Arts backers make a play for capital at the Capitol
"Features"02/23/2005
Graydon Royce, Star Tribune
February 23, 2005
“Can I challenge you?” House Speaker Steve Sviggum asked arts supporters who crowded his office Tuesday morning. “Tell me why—when we have to fund health care, early childhood education—tell me why it’s the responsibility of government to support the arts? They’re not a matter of life and death, are they?”
Sviggum was playing devil’s advocate, but the group of more than 20 artists, administrators, students and volunteers eagerly took the bait. Given a state budget of nearly $30 billion, the $9 million appropriated for the State Arts Board seemed small, they said. But to artists who often can’t find two dimes to rub together, that funding is vital. They told Sviggum that public money leverages private support, it multiplies in the economy, makes communities attractive and provides an outlet for students who have difficulty with traditional academics.

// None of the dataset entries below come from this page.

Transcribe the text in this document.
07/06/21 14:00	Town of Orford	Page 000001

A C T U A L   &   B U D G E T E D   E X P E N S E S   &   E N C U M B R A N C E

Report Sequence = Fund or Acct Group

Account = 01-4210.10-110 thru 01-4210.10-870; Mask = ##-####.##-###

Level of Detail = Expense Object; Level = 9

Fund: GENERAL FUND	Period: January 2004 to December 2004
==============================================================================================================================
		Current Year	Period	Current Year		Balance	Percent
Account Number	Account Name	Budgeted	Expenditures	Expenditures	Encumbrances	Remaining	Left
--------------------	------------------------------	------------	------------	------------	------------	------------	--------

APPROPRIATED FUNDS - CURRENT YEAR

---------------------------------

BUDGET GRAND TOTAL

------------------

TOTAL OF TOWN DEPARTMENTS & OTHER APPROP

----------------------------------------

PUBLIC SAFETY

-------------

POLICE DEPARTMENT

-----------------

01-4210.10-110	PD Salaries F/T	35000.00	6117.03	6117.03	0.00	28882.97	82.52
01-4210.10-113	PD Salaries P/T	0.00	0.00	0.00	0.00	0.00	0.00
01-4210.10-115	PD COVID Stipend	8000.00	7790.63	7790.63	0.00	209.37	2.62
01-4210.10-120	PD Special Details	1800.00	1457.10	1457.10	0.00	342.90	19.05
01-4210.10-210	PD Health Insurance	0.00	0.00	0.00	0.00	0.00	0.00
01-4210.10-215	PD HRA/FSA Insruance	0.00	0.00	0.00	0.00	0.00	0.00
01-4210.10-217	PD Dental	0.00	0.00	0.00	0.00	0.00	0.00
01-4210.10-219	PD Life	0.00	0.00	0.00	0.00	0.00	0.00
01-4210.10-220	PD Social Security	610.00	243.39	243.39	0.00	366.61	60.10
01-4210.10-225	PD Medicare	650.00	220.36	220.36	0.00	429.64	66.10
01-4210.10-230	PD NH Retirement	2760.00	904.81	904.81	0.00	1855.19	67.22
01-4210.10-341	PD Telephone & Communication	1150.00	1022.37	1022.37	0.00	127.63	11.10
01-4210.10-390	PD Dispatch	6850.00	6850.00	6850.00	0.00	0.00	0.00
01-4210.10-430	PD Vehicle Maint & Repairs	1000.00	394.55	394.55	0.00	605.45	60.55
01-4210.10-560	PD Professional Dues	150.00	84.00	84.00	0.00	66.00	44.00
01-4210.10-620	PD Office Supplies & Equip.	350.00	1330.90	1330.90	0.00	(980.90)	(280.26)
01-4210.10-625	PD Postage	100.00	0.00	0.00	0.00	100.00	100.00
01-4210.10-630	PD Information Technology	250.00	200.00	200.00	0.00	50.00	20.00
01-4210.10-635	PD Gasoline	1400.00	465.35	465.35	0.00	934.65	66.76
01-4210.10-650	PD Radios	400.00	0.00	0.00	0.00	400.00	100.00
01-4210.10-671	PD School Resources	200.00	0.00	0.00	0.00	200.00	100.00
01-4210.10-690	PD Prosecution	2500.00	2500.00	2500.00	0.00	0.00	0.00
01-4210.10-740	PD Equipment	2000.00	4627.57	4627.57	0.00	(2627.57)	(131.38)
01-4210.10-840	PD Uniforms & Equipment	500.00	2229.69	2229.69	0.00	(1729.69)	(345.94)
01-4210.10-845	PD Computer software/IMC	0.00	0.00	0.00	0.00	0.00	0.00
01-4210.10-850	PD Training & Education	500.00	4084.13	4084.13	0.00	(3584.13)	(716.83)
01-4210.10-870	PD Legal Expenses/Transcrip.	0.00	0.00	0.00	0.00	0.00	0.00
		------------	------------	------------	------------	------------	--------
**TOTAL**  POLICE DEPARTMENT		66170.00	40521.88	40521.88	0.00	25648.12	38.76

“People who value the arts are more engaged, more successful,” said David Flannery, executive director of the Perpich Center for Arts Education in Golden Valley. “They help make the kind of Minnesota that we value.”
The citizen lobbyists Sviggum hosted Tuesday were part of more than 700 supporters descending on the State Office Building and Capitol as part of Arts Advocacy Day, an annual drive by Minnesota Citizens for the Arts to argue for the State Arts Board. Two years ago, approximately 1,000 enthusiasts showed up in the depths of Minnesota’s severe budget crisis. They lobbied legislators to keep any cuts in the board funding to 14 percent. When the smoke cleared at session’s end, the Arts Board had been trimmed by 32 percent—including a cut of 60 percent in administration. Larry Redmond, MCA’s chief lobbyist, disagreed Tuesday that the large turnout two years ago apparently didn’t make a difference.
“It could have been worse,” he said, suggesting that arts funding was a casualty of larger budget politics in 2003.
This year’s message to legislators was less distasteful: Please support Gov. Tim Pawlenty’s recommendation of flat funding. The advocates were a diverse group: blue hairs, red hairs, long beards, no beards; from the giant Guthrie in Minneapolis to tiny Theatre B, a startup company in Moorhead; from the Minnesota Orchestra to the Minnesota Valley Academy for Music; regional arts councils from every corner and college students.
Michael Robins, co-producing director at the Illusion Theater in Minneapolis, led a group through the maze of hallways in the Republican House Caucus to Rep. Paul Kohls, R-Victoria. Kohls, who has co-sponsored House inclusion of $1 million in bonding support for the Minnesota Shubert Center for the Arts, said he appreciated the importance of this visit. He did not, however, make any promises.
“In terms of funding, it’s going to be a challenge,” he said. “I believe in arts and arts education. I’m not a proponent of using state dollars to fund entertainment, though.”
Sviggum demonstrated his political skills Tuesday, artfully sidestepping any commitment.
“I tend to be the sports guy in our family,” he said. “My wife is the arts advocate. You will have her support for sure.”